As the title, I've been asked to break and bring on two ponies who have fab personalities but I'm not sure if I'll be too heavy for them at 9st 9lb???????????????? 

Thanks in anticipation.  

I've been told that for Native ponies its 1 stone per hand???????????????  I can believe that of Welsh C/D, Fell, Dales, Highlands etc etc but not sure of Welsh A/B?????


----------



## MillionDollar (19 March 2008)

IMO you wouldn't be too heavy, as long as you are balanced.

the 1 stone for each hand, I was told that too and I think it's about right.

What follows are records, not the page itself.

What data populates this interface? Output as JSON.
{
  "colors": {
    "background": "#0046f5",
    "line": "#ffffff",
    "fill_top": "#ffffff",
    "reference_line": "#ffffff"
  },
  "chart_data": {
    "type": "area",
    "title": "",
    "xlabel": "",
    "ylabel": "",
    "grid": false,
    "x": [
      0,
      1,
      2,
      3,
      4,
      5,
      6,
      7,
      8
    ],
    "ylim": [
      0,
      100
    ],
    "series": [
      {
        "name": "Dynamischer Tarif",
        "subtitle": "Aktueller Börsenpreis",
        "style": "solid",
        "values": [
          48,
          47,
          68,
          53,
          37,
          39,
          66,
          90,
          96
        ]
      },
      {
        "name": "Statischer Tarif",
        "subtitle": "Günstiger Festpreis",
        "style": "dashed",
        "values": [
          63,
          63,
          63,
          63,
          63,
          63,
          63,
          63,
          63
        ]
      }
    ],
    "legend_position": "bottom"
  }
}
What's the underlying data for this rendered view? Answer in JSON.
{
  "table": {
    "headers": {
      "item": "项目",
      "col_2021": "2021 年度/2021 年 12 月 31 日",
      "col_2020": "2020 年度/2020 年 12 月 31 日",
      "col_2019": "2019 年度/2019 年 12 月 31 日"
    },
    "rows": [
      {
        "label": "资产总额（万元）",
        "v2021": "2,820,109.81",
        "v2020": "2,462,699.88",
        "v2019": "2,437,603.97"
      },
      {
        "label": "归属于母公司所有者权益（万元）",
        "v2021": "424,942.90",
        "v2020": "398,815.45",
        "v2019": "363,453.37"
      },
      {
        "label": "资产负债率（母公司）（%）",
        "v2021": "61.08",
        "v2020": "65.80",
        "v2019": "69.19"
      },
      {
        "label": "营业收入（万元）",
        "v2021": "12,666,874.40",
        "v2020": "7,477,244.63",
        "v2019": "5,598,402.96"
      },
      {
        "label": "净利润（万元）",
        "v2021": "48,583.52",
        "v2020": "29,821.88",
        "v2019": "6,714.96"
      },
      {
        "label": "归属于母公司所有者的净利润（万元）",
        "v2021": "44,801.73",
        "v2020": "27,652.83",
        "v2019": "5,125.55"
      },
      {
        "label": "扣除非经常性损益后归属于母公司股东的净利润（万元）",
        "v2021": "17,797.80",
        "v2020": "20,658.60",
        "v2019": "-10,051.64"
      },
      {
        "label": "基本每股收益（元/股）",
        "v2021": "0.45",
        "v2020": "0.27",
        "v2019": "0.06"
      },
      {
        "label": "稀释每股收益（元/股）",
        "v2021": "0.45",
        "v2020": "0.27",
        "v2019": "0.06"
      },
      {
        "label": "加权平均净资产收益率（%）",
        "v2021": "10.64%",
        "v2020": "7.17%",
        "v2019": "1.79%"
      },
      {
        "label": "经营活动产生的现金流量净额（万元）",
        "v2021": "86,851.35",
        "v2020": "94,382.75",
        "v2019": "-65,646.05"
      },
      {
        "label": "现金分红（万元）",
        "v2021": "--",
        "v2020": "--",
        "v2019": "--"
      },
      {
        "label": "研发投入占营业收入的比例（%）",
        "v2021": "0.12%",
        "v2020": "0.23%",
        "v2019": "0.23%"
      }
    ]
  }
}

Welsh As are very sturdy ponies anyway.


----------



## Damnation (19 March 2008)

I think the stone per hand rule is about right, I have always used it anyway. If your balanced they wouldn't have any trouble carrying you. I have always been told that a 10st (For example) balanced rider feels lighter to the horse than a 9st unbalanced rider, if you see what I mean?


----------



## Michelle73 (19 March 2008)

Yeah, I'm an extremely balanced rider - Been breaking and schooling all my life but last time I rode a 12.2hh I was bout 12yrs old!!!!!!  Not 34yrs old!!!!!

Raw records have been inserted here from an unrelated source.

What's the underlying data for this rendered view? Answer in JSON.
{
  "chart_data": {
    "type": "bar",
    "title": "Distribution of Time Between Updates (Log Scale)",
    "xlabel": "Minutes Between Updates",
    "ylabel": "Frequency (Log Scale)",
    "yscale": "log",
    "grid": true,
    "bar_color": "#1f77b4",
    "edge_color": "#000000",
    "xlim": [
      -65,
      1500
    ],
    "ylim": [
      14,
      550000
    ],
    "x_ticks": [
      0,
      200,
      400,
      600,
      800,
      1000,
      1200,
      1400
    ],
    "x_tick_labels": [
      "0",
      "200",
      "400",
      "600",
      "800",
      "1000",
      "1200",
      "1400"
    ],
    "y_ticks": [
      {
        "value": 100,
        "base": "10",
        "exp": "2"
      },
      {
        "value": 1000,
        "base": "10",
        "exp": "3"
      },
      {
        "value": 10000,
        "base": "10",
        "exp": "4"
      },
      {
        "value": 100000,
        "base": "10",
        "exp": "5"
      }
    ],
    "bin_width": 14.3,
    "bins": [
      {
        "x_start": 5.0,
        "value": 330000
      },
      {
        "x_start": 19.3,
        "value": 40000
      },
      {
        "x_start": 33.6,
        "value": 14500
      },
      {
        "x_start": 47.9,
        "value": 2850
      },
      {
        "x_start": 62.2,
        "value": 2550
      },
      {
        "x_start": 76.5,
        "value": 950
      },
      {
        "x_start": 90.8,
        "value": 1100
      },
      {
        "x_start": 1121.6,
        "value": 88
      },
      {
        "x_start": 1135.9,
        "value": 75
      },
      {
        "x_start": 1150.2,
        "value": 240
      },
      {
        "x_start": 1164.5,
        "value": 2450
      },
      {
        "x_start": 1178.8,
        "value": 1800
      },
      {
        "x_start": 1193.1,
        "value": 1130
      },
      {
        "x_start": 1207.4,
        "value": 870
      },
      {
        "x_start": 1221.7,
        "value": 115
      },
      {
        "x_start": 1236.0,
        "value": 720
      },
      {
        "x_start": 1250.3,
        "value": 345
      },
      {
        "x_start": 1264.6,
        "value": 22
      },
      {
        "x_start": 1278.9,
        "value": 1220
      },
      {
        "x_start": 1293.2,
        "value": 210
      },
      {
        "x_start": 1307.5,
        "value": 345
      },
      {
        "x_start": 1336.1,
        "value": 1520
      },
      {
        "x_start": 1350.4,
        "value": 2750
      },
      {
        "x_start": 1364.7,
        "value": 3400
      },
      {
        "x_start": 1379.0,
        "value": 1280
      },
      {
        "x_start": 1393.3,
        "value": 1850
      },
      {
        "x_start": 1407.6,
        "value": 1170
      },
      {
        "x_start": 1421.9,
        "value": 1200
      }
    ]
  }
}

Just feeling like a big kid about it, one of them is already broken but only been out with kids on lead rein, he's not been taught to go forward without somone beside him on the ground.  So I can't wait to teach him that forward is fun!!!  He loves kissing me too!!!  What more can I ask for?!!  The other is a very nervy mare who's had a hard life but she's coming on well in hand at the mo!  

Thanks peeps.  Hopefully I'll get out on the already broken one this weekend!


----------



## skewbaldpony (19 March 2008)

I've sat on a 12hh at 12 stone and had no worries about it! Stocky little devil, and no I wouldn't take him showjumping or something, but I'll hack him out, and he can still pull like a train.
Mind you, I am a balanced rider also, and he is an old hand, well grown etc, so with youngsters, I might go rather under a stone per hand, but you've got loads to spare, unless you take to breaking minis!!!

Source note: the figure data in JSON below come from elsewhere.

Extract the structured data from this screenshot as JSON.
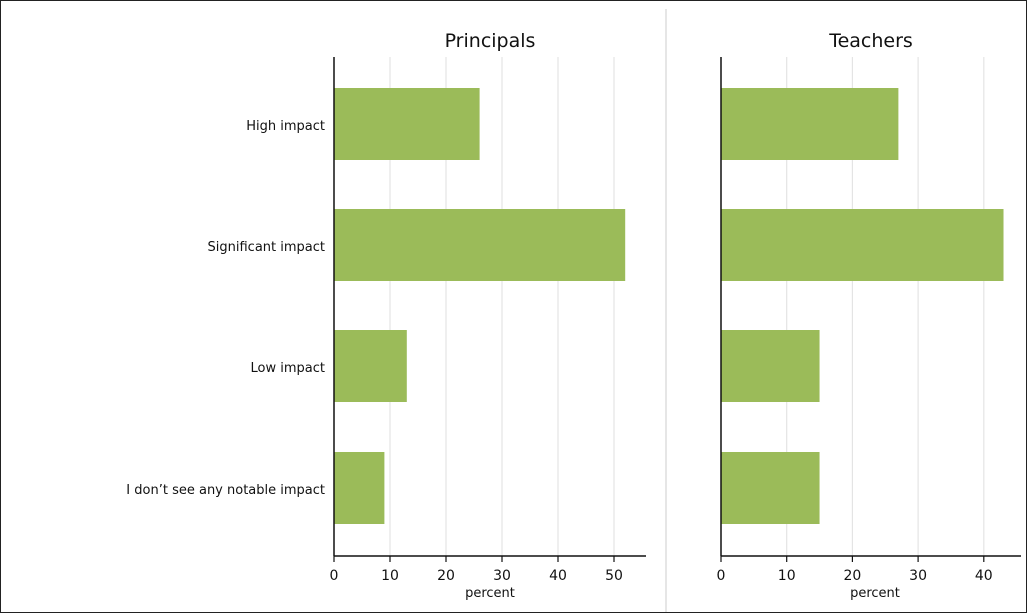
{
  "chart_data": {
    "type": "bar",
    "orientation": "horizontal",
    "bar_color": "#9bbb59",
    "grid": true,
    "categories": [
      "High impact",
      "Significant impact",
      "Low impact",
      "I don’t see any notable impact"
    ],
    "panels": [
      {
        "title": "Principals",
        "xlabel": "percent",
        "xlim": [
          0,
          55
        ],
        "xticks": [
          0,
          10,
          20,
          30,
          40,
          50
        ],
        "values": [
          26,
          52,
          13,
          9
        ]
      },
      {
        "title": "Teachers",
        "xlabel": "percent",
        "xlim": [
          0,
          45
        ],
        "xticks": [
          0,
          10,
          20,
          30,
          40
        ],
        "values": [
          27,
          43,
          15,
          15
        ]
      }
    ]
  }
}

PS Have you REALLY lost 65lb?! How? Do share?!


----------



## Michelle73 (19 March 2008)

Ponios are I think 6 and 4 so not so much "youngsters" as normally would be for breaking and bringing on.  

Lost the weight on the Cambridge Diet!  Currently maintaining between 9st 4lb and 10st depending on exercise.  Ironically the more exercise I do the more I weigh!!!!  Currently running 5.5miles twice a week and riding twice a week which will increase to 5 times a week once the clocks alter!


----------



## Moggy in Manolos (19 March 2008)

you wont be too heavy imho
ponies are tough as nails generally speaking


----------



## Cahill (19 March 2008)

your head is the biggest weight so sit still and quiet.

one 11`2 can be built totally different from another,so it depends on the pony.


----------



## skewbaldpony (19 March 2008)

[ QUOTE ]
your head is the biggest weight  

[/ QUOTE ]

You speak for yourself, honey!!!

(Before I get flamed, I know the head is indeed the heaviest part of the body, even mine, but I promise you it does not outweigh the rest of me, by a long chalk! Plus I am joking. OK?)


----------